Sometime in the last 10 years, the spiked punch of Hollywood romantic banter fermented into throat-scouring moonshine. In teen flicks lately, most boys undergo all manner of verbal abuse as prelude to physical gratification. Julia Roberts is perpetually sniping, screeching, and foot-stamping at an endless procession of shrugging guys, and all the while hangs onto her crown as America's sweetheart. And in the farce Heartbreakers, Jennifer Love Hewitt and Jason Lee start playing Martha and George in Who's Afraid of Virginia Woolf? upon their first meeting; the girl's wild mood swings and unprompted outbursts of cruelty suggest not your garden-variety beeyatch but a bipolar cocktease. Her swain's stalwart patience would be understandable if all he wanted were a toss in the sackthe bodacious Hewitt, bound and taped into economy-size dresses and tarted up in Sharon Tate maquillage, evokes Barbarella as mallwalker. But in a studio rom-com, people have to say I Love You and mean it; they're conscripted to marry.
Heartbreakers opens with a marriage: Sigourney Weaver weds Ray Liotta (in his glinting sportcoat and butterfly collar from GoodFellas), falls asleep pre-consummation, and discovers him the next morning with his zipper caught in Hewitt's hair. Once Weaver secures a fat divorce settlement, it's made clear that the wife and the homewrecker are in fact a bitter mom-and-tot team of con artists, entrapping horny millionaires as revenge for the cad who pulled a "conceive and leave" on Weaver back when she was a dewy innocent, sticking her with a daughter she resents and smothers. The gruesome twosome then set their sights on near-dead tobacco baron Gene Hackman (putrescent geriatric hijinks abound), but Hewitt's nasty dullard gets distracted by the attentions of Lee's slacker bartender and the gradual realization that her mother is one sick fuck.
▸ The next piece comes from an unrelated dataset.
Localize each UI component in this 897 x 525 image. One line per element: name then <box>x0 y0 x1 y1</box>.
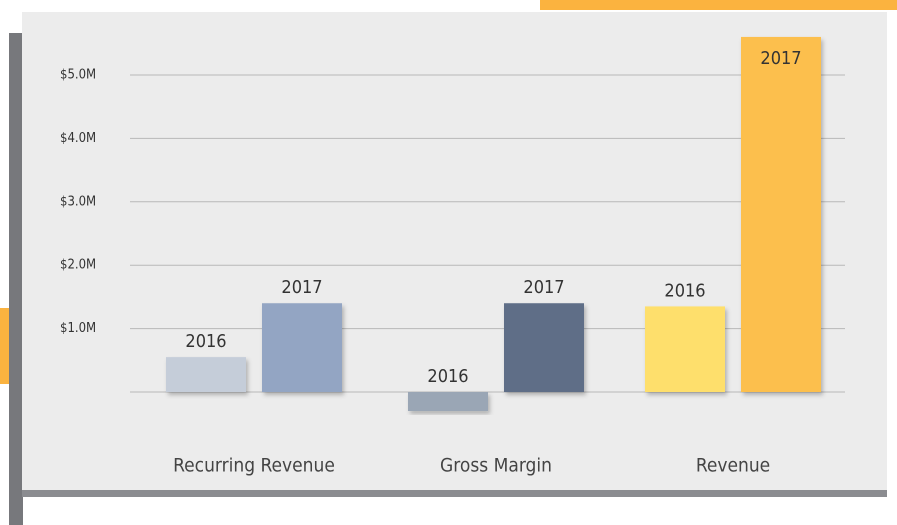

Oafishly staged by zoom-addled David Mirkin (Romy and Michele's High School Reunion), Heartbreakers gives redemption a bad name, but gives conniving misanthropy a worse one. It seems that grifters can quell the pain inside if they stop abusing total strangers on the fly and find that special someone they can abuse for life.
The same goes for commitment-phobic bounders in The Brothers, in which an epidemic of solipsism breaks out among four lifelong African American friends when one of them announces his impending nuptials. Cringe-inducing slapstick jockeys for screen time with undermotivated high-volume confrontation. D.L. Hughley's wife won't do blowjobs, Morris Chestnut's new girlfriend (Gabrielle Union, adding unwarranted nuance to a thankless role) used to date his dad, and gender-segregated encounter groups spontaneously form once in a while to trash-talk Mars or Venus (and, in a recurring theme, deride black-nonblack couples). Gary Hardwick calls his directing debut Refusing to Exhale, and the film is indeed airless and oddly fatiguing.